Geophysicist's Finding May Tell Us Much About Rivers - Maybe Even on Mars
For centuries, geologists have recognized that the rocks that line riverbeds tend to be smaller and rounder further downstream, but they have not agreed on a reason for this pattern. Abrasion causes rocks to grind down and become rounder as they are transported down the river. Does this grinding reduce the size of rocks significantly, or is it that smaller rocks are simply more easily transported downstream?

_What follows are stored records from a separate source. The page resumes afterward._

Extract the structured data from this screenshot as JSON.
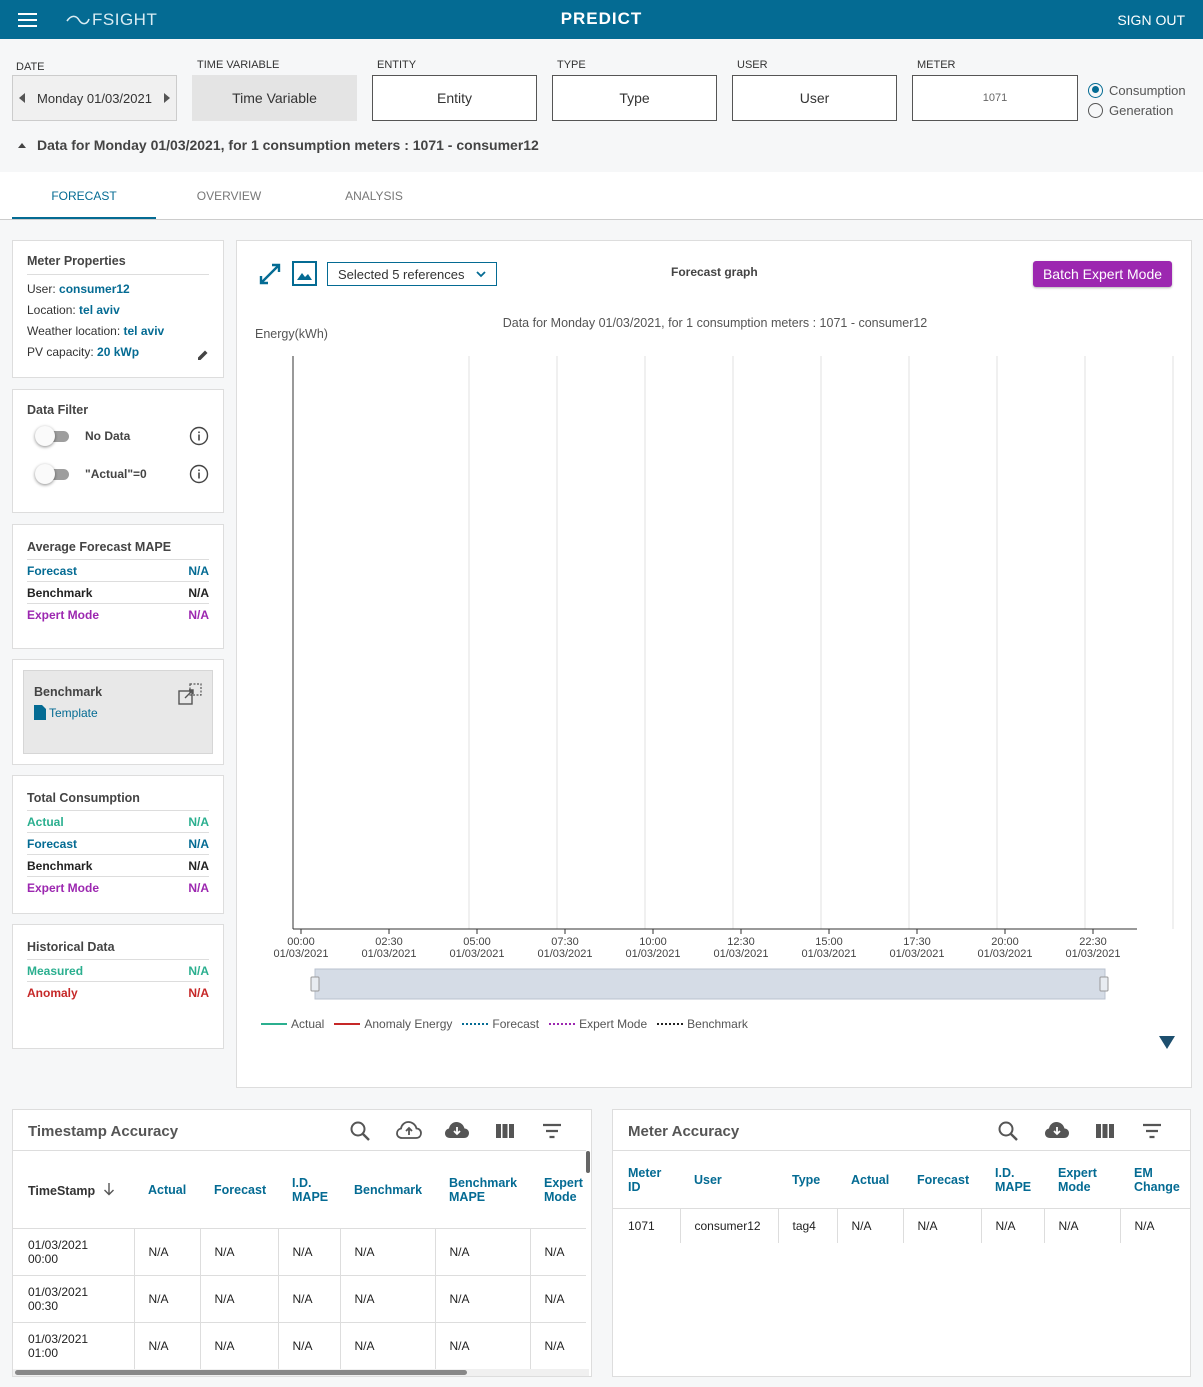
{
  "app": {
    "title": "PREDICT",
    "logo_text": "FSIGHT",
    "sign_out": "SIGN OUT"
  },
  "filters": {
    "date_label": "DATE",
    "date_value": "Monday 01/03/2021",
    "time_variable_label": "TIME VARIABLE",
    "time_variable_value": "Time Variable",
    "entity_label": "ENTITY",
    "entity_value": "Entity",
    "type_label": "TYPE",
    "type_value": "Type",
    "user_label": "USER",
    "user_value": "User",
    "meter_label": "METER",
    "meter_value": "1071",
    "mode_options": [
      "Consumption",
      "Generation"
    ],
    "mode_selected": "Consumption"
  },
  "summary": "Data for Monday 01/03/2021, for 1 consumption meters : 1071 - consumer12",
  "tabs": [
    "FORECAST",
    "OVERVIEW",
    "ANALYSIS"
  ],
  "active_tab": "FORECAST",
  "meter_properties": {
    "title": "Meter Properties",
    "user_label": "User:",
    "user": "consumer12",
    "location_label": "Location:",
    "location": "tel aviv",
    "weather_label": "Weather location:",
    "weather_location": "tel aviv",
    "pv_label": "PV capacity:",
    "pv_capacity": "20 kWp"
  },
  "data_filter": {
    "title": "Data Filter",
    "no_data": "No Data",
    "actual_zero": "\"Actual\"=0"
  },
  "average_mape": {
    "title": "Average Forecast MAPE",
    "rows": [
      {
        "label": "Forecast",
        "value": "N/A"
      },
      {
        "label": "Benchmark",
        "value": "N/A"
      },
      {
        "label": "Expert Mode",
        "value": "N/A"
      }
    ]
  },
  "benchmark": {
    "title": "Benchmark",
    "template": "Template"
  },
  "total_consumption": {
    "title": "Total Consumption",
    "rows": [
      {
        "label": "Actual",
        "value": "N/A"
      },
      {
        "label": "Forecast",
        "value": "N/A"
      },
      {
        "label": "Benchmark",
        "value": "N/A"
      },
      {
        "label": "Expert Mode",
        "value": "N/A"
      }
    ]
  },
  "historical": {
    "title": "Historical Data",
    "rows": [
      {
        "label": "Measured",
        "value": "N/A"
      },
      {
        "label": "Anomaly",
        "value": "N/A"
      }
    ]
  },
  "colors": {
    "primary": "#046b93",
    "expert": "#9c27b0",
    "actual": "#2baf8f",
    "anomaly": "#c62828",
    "benchmark": "#222222"
  },
  "chart_panel": {
    "references_select": "Selected 5 references",
    "graph_title": "Forecast graph",
    "batch_button": "Batch Expert Mode"
  },
  "chart_data": {
    "type": "line",
    "title": "Data for Monday 01/03/2021, for 1  consumption meters : 1071 - consumer12",
    "ylabel": "Energy(kWh)",
    "xlabel": "",
    "x_ticks": [
      [
        "00:00",
        "01/03/2021"
      ],
      [
        "02:30",
        "01/03/2021"
      ],
      [
        "05:00",
        "01/03/2021"
      ],
      [
        "07:30",
        "01/03/2021"
      ],
      [
        "10:00",
        "01/03/2021"
      ],
      [
        "12:30",
        "01/03/2021"
      ],
      [
        "15:00",
        "01/03/2021"
      ],
      [
        "17:30",
        "01/03/2021"
      ],
      [
        "20:00",
        "01/03/2021"
      ],
      [
        "22:30",
        "01/03/2021"
      ]
    ],
    "series": [
      {
        "name": "Actual",
        "values": [],
        "style": "solid",
        "color": "#2baf8f"
      },
      {
        "name": "Anomaly Energy",
        "values": [],
        "style": "solid",
        "color": "#c62828"
      },
      {
        "name": "Forecast",
        "values": [],
        "style": "dotted",
        "color": "#046b93"
      },
      {
        "name": "Expert Mode",
        "values": [],
        "style": "dotted",
        "color": "#9c27b0"
      },
      {
        "name": "Benchmark",
        "values": [],
        "style": "dotted",
        "color": "#222222"
      }
    ],
    "grid": "vertical",
    "legend_position": "bottom-left"
  },
  "timestamp_accuracy": {
    "title": "Timestamp Accuracy",
    "columns": [
      [
        "TimeStamp",
        ""
      ],
      [
        "Actual",
        ""
      ],
      [
        "Forecast",
        ""
      ],
      [
        "I.D.",
        "MAPE"
      ],
      [
        "Benchmark",
        ""
      ],
      [
        "Benchmark",
        "MAPE"
      ],
      [
        "Expert",
        "Mode"
      ]
    ],
    "rows": [
      [
        [
          "01/03/2021",
          "00:00"
        ],
        "N/A",
        "N/A",
        "N/A",
        "N/A",
        "N/A",
        "N/A"
      ],
      [
        [
          "01/03/2021",
          "00:30"
        ],
        "N/A",
        "N/A",
        "N/A",
        "N/A",
        "N/A",
        "N/A"
      ],
      [
        [
          "01/03/2021",
          "01:00"
        ],
        "N/A",
        "N/A",
        "N/A",
        "N/A",
        "N/A",
        "N/A"
      ]
    ]
  },
  "meter_accuracy": {
    "title": "Meter Accuracy",
    "columns": [
      [
        "Meter",
        "ID"
      ],
      [
        "User",
        ""
      ],
      [
        "Type",
        ""
      ],
      [
        "Actual",
        ""
      ],
      [
        "Forecast",
        ""
      ],
      [
        "I.D.",
        "MAPE"
      ],
      [
        "Expert",
        "Mode"
      ],
      [
        "EM",
        "Change"
      ]
    ],
    "rows": [
      [
        "1071",
        "consumer12",
        "tag4",
        "N/A",
        "N/A",
        "N/A",
        "N/A",
        "N/A"
      ]
    ]
  }
}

In a study published the journal PLOS ONE, Douglas Jerolmack, an associate professor in Penn’s Department of Earth and Environmental Science, and mathematicians at Budapest University of Technology and Economics present a resolution to this problem in geology. The team’s model suggests that abrasion plays a key role in upholding these patterns, but it does so in a distinctive, two-phase process: Abrasion first makes a rock round. Only when the rock is smooth does abrasion act to make it smaller in diameter.

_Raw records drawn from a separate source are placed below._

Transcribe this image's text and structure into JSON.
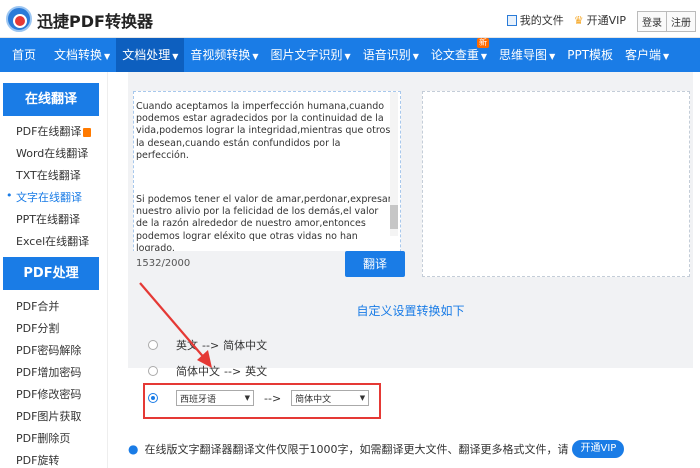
{
  "app": {
    "title": "迅捷PDF转换器"
  },
  "top_links": {
    "my_files": "我的文件",
    "vip": "开通VIP"
  },
  "auth": {
    "login": "登录",
    "register": "注册"
  },
  "nav": {
    "items": [
      {
        "label": "首页",
        "caret": false
      },
      {
        "label": "文档转换",
        "caret": true
      },
      {
        "label": "文档处理",
        "caret": true
      },
      {
        "label": "音视频转换",
        "caret": true
      },
      {
        "label": "图片文字识别",
        "caret": true
      },
      {
        "label": "语音识别",
        "caret": true
      },
      {
        "label": "论文查重",
        "caret": true
      },
      {
        "label": "思维导图",
        "caret": true
      },
      {
        "label": "PPT模板",
        "caret": false
      },
      {
        "label": "客户端",
        "caret": true
      }
    ],
    "new_badge": "新"
  },
  "sidebar": {
    "section1": "在线翻译",
    "items1": [
      "PDF在线翻译",
      "Word在线翻译",
      "TXT在线翻译",
      "文字在线翻译",
      "PPT在线翻译",
      "Excel在线翻译"
    ],
    "section2": "PDF处理",
    "items2": [
      "PDF合并",
      "PDF分割",
      "PDF密码解除",
      "PDF增加密码",
      "PDF修改密码",
      "PDF图片获取",
      "PDF删除页",
      "PDF旋转"
    ]
  },
  "source": {
    "text_p1": "Cuando aceptamos la imperfección humana,cuando podemos estar agradecidos por la continuidad de la vida,podemos lograr la integridad,mientras que otros la desean,cuando están confundidos por la perfección.",
    "text_p2": "Si podemos tener el valor de amar,perdonar,expresar nuestro alivio por la felicidad de los demás,el valor de la razón alrededor de nuestro amor,entonces podemos lograr eléxito que otras vidas no han logrado.",
    "counter": "1532/2000",
    "translate_button": "翻译"
  },
  "settings": {
    "title": "自定义设置转换如下",
    "opt1": {
      "from": "英文",
      "arrow": "-->",
      "to": "简体中文"
    },
    "opt2": {
      "from": "简体中文",
      "arrow": "-->",
      "to": "英文"
    },
    "opt3": {
      "from_select": "西班牙语",
      "arrow": "-->",
      "to_select": "简体中文"
    }
  },
  "note": {
    "text": "在线版文字翻译器翻译文件仅限于1000字，如需翻译更大文件、翻译更多格式文件，请",
    "vip_button": "开通VIP"
  },
  "colors": {
    "primary": "#1a7ce6",
    "nav_active": "#0d5fbf",
    "annotation_red": "#e53935"
  }
}
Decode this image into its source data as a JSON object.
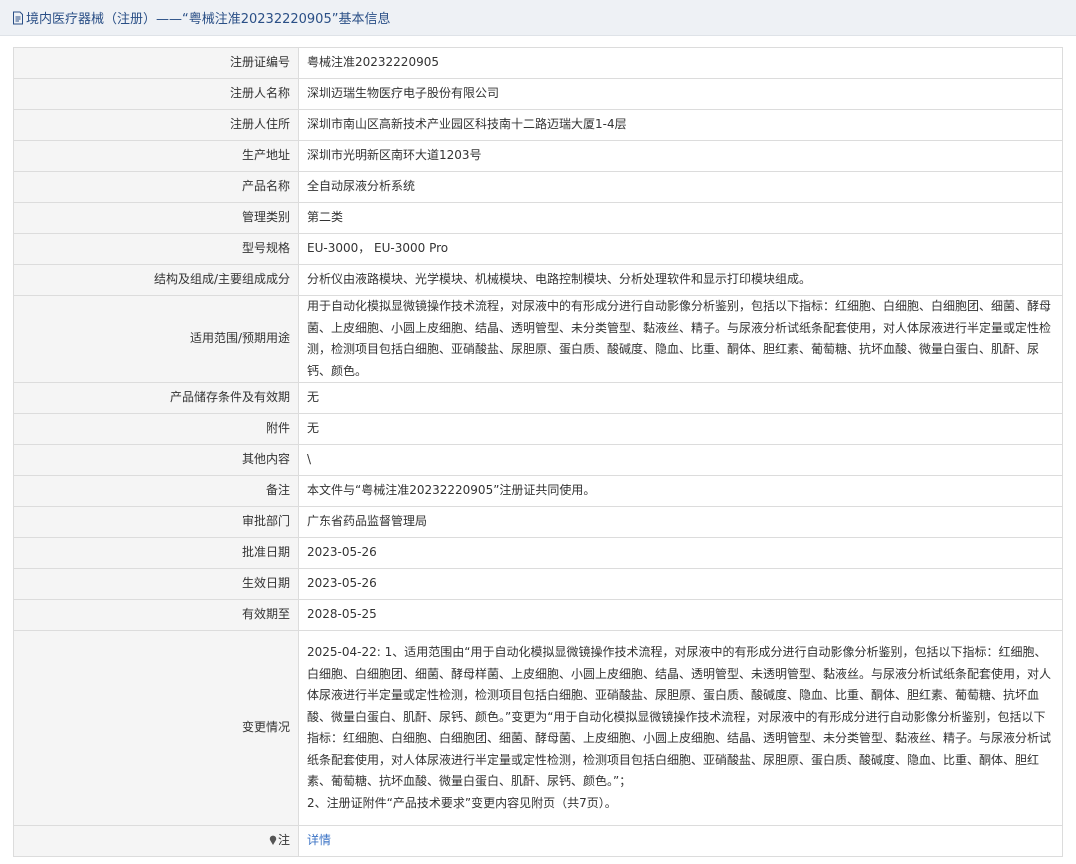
{
  "header": {
    "title": "境内医疗器械（注册）——“粤械注准20232220905”基本信息"
  },
  "rows": [
    {
      "label": "注册证编号",
      "value": "粤械注准20232220905"
    },
    {
      "label": "注册人名称",
      "value": "深圳迈瑞生物医疗电子股份有限公司"
    },
    {
      "label": "注册人住所",
      "value": "深圳市南山区高新技术产业园区科技南十二路迈瑞大厦1-4层"
    },
    {
      "label": "生产地址",
      "value": "深圳市光明新区南环大道1203号"
    },
    {
      "label": "产品名称",
      "value": "全自动尿液分析系统"
    },
    {
      "label": "管理类别",
      "value": "第二类"
    },
    {
      "label": "型号规格",
      "value": "EU-3000， EU-3000 Pro"
    },
    {
      "label": "结构及组成/主要组成成分",
      "value": "分析仪由液路模块、光学模块、机械模块、电路控制模块、分析处理软件和显示打印模块组成。"
    },
    {
      "label": "适用范围/预期用途",
      "value": "用于自动化模拟显微镜操作技术流程，对尿液中的有形成分进行自动影像分析鉴别，包括以下指标：红细胞、白细胞、白细胞团、细菌、酵母菌、上皮细胞、小圆上皮细胞、结晶、透明管型、未分类管型、黏液丝、精子。与尿液分析试纸条配套使用，对人体尿液进行半定量或定性检测，检测项目包括白细胞、亚硝酸盐、尿胆原、蛋白质、酸碱度、隐血、比重、酮体、胆红素、葡萄糖、抗坏血酸、微量白蛋白、肌酐、尿钙、颜色。"
    },
    {
      "label": "产品储存条件及有效期",
      "value": "无"
    },
    {
      "label": "附件",
      "value": "无"
    },
    {
      "label": "其他内容",
      "value": "\\"
    },
    {
      "label": "备注",
      "value": "本文件与“粤械注准20232220905”注册证共同使用。"
    },
    {
      "label": "审批部门",
      "value": "广东省药品监督管理局"
    },
    {
      "label": "批准日期",
      "value": "2023-05-26"
    },
    {
      "label": "生效日期",
      "value": "2023-05-26"
    },
    {
      "label": "有效期至",
      "value": "2028-05-25"
    },
    {
      "label": "变更情况",
      "value": "2025-04-22: 1、适用范围由“用于自动化模拟显微镜操作技术流程，对尿液中的有形成分进行自动影像分析鉴别，包括以下指标：红细胞、白细胞、白细胞团、细菌、酵母样菌、上皮细胞、小圆上皮细胞、结晶、透明管型、未透明管型、黏液丝。与尿液分析试纸条配套使用，对人体尿液进行半定量或定性检测，检测项目包括白细胞、亚硝酸盐、尿胆原、蛋白质、酸碱度、隐血、比重、酮体、胆红素、葡萄糖、抗坏血酸、微量白蛋白、肌酐、尿钙、颜色。”变更为“用于自动化模拟显微镜操作技术流程，对尿液中的有形成分进行自动影像分析鉴别，包括以下指标：红细胞、白细胞、白细胞团、细菌、酵母菌、上皮细胞、小圆上皮细胞、结晶、透明管型、未分类管型、黏液丝、精子。与尿液分析试纸条配套使用，对人体尿液进行半定量或定性检测，检测项目包括白细胞、亚硝酸盐、尿胆原、蛋白质、酸碱度、隐血、比重、酮体、胆红素、葡萄糖、抗坏血酸、微量白蛋白、肌酐、尿钙、颜色。”；\n2、注册证附件“产品技术要求”变更内容见附页（共7页）。"
    }
  ],
  "note": {
    "label": "注",
    "link_text": "详情"
  },
  "colors": {
    "title_text": "#2a4f86",
    "label_bg": "#f5f5f5",
    "border": "#dcdcdc",
    "link": "#3b73c5"
  },
  "icons": {
    "title_icon": "document-icon",
    "note_icon": "map-pin-icon"
  }
}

Not only does the model help explain the process of erosion and sediment travel in rivers, but it could help geologists answer questions about a river’s history, such as how long it has flowed. Such information is particularly interesting in light of the rounded pebbles recently discovered on Mars—seemingly evidence of a lengthy history of flowing rivers on its surface.
The research was supported by the Hungarian Scientific Research Fund and the National Science Foundation.